Healthy Competition: Marathon Monday
Forget the Red Sox, forget the Bruins, forget the Patriots, (we'll keep the Celtics out of this, since they have been competitive beyond their years the second half of the season) in my mind Marathon Monday is the most competitive day in the city of Boston. Of the 27,000 total entrants in the Boston Marathon not only do you have lifelong runners who have trained every day for years to compete with the elite class of runners through the rugged 26.2 mile route, but you have thousands of amateur runners who've been training for the past few months to be able to achieve the feat of just finishing a marathon. Closest to my heart is the number wheelchair entrants that compete with as much or more intensity as the able bodied runners in this race every year. The fierce competitiveness of these racers bring out the oxymoronic nature of the word disability definitively, anyone who has been privileged enough to watch their strength and grace in action cannot argue that they're anything more than differently abled.

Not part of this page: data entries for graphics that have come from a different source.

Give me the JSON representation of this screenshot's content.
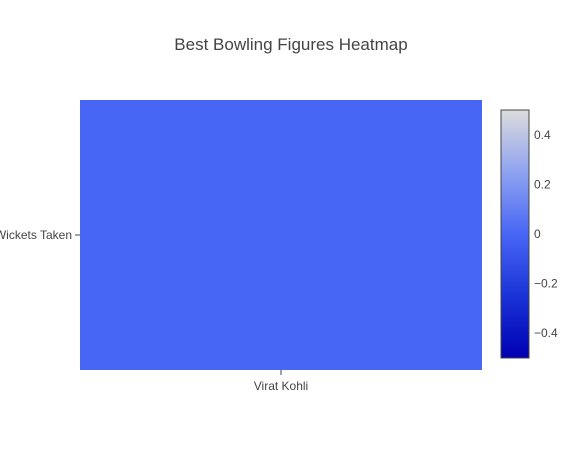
{
  "chart_data": {
    "type": "heatmap",
    "title": "Best Bowling Figures Heatmap",
    "x_categories": [
      "Virat Kohli"
    ],
    "y_categories": [
      "Wickets Taken"
    ],
    "z": [
      [
        0
      ]
    ],
    "colorscale": {
      "range": [
        -0.5,
        0.5
      ],
      "stops": [
        [
          0.0,
          "#0000b3"
        ],
        [
          0.25,
          "#1a33d6"
        ],
        [
          0.5,
          "#4766f5"
        ],
        [
          0.75,
          "#8fa3f0"
        ],
        [
          1.0,
          "#dcdcdc"
        ]
      ],
      "ticks": [
        {
          "value": 0.4,
          "label": "0.4"
        },
        {
          "value": 0.2,
          "label": "0.2"
        },
        {
          "value": 0,
          "label": "0"
        },
        {
          "value": -0.2,
          "label": "−0.2"
        },
        {
          "value": -0.4,
          "label": "−0.4"
        }
      ]
    },
    "colors": {
      "title": "#444444",
      "text": "#444444",
      "axis_line": "#444444"
    }
  }
}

The men and women in the Wheelchair Division have made it clear that there is no excuse long lasting enough to prevent us from making significant change in our life, taking those chances we've dreamed of taking but have never dared, or doing something profound with the time we have here. The number of inspiring stories and examples of healthy competition that the Boston marathon have to offer are endless.
Let me name a few here:
1) Ernst van Dyk was born with congenital absence of both legs. Until today van Dyk held the Boston Marathon course record (which was also the World Record), and won the Boston Marathons nine times between 2001 and 2010.
Despite holding the fastest time for ALL wheelchair racers competing in any marathon in the world, Ernst van Dyk is not resting on his laurels, nor complacent with being the best. He says, even now 8 years after setting the record, at the ripe age of 39 likely not in as good shape as he once was, STILL strives to beat his seemingly unbeatable record! In an interview before this year's race van Dyk said "To me the fact that my Boston record still stands means the world. But before I retire, I would like to break it oston.conce more.’’
2) van Dyk also predicted that one of the racers from last year had the potential to break his record, and thus it seems Ernst's prediction came true as Josh Cassidy set the new course and World Record today
Other inspiring stories from Marathon Mondays Past and Present:
3) Father and Son team, Team Hoyt (read more at www.teamhoyt.com)
Rick was born in 1962 to Dick and Judy Hoyt. As a result of oxygen deprivation to Rick's brain at the time of his birth, Rick was diagnosed as a spastic quadriplegic with cerebral palsy. Due to the lack of knowledge about disability at the time Dick and Judy were advised to institutionalize Rick because there was no chance of him recovering, and little hope for Rick to live a "normal" life. After participating in their first race of 5 miles, Rick told his father, "Dad, when I'm running, it feels like I'm not handicapped."
This led to a legacy of now over 1,000 races completed, and they run in the Boston Marathon every year, and they are a huge inspiration for people to overcome adversity and thrive despite handicap for anyone who is lucky enough to know this story.
Rick was once asked, if he could give his father one thing, what would it be? Rick responded, "The thing I'd most like is for my dad to sit in the chair and I would push him for once."
4) Katie Lynch goes 26.2 feet (read more about Katie and the races created that commemorate Katie's life and message http://www.katiesraces.com/about_katie.php)
Katie was born with a unique form of dwarfism. Known to face her challenges head-on, with a smile and a sense of humor, she had a personal mantra "Parva Sed Potens," Latin for "small but powerful".
When asked by a television reporter why she had chosen to devote herself to this monumental challenge of her own 26.2 foot marathon, Katie responded, "Because every human being is worth it."
Despite her many physical disabilities, she graduated summa cum laude from Regis College (Weston, MA), worked at Children’s Hospital Boston in the Center for Families, and became a sought-after motivational speaker.
Katie passed away on October 24, 2002 but her passion to take part in life and serve others lives on in the work she began.
What inspiring stories of overcoming and competing with oneself in the face of life's challenges do you have?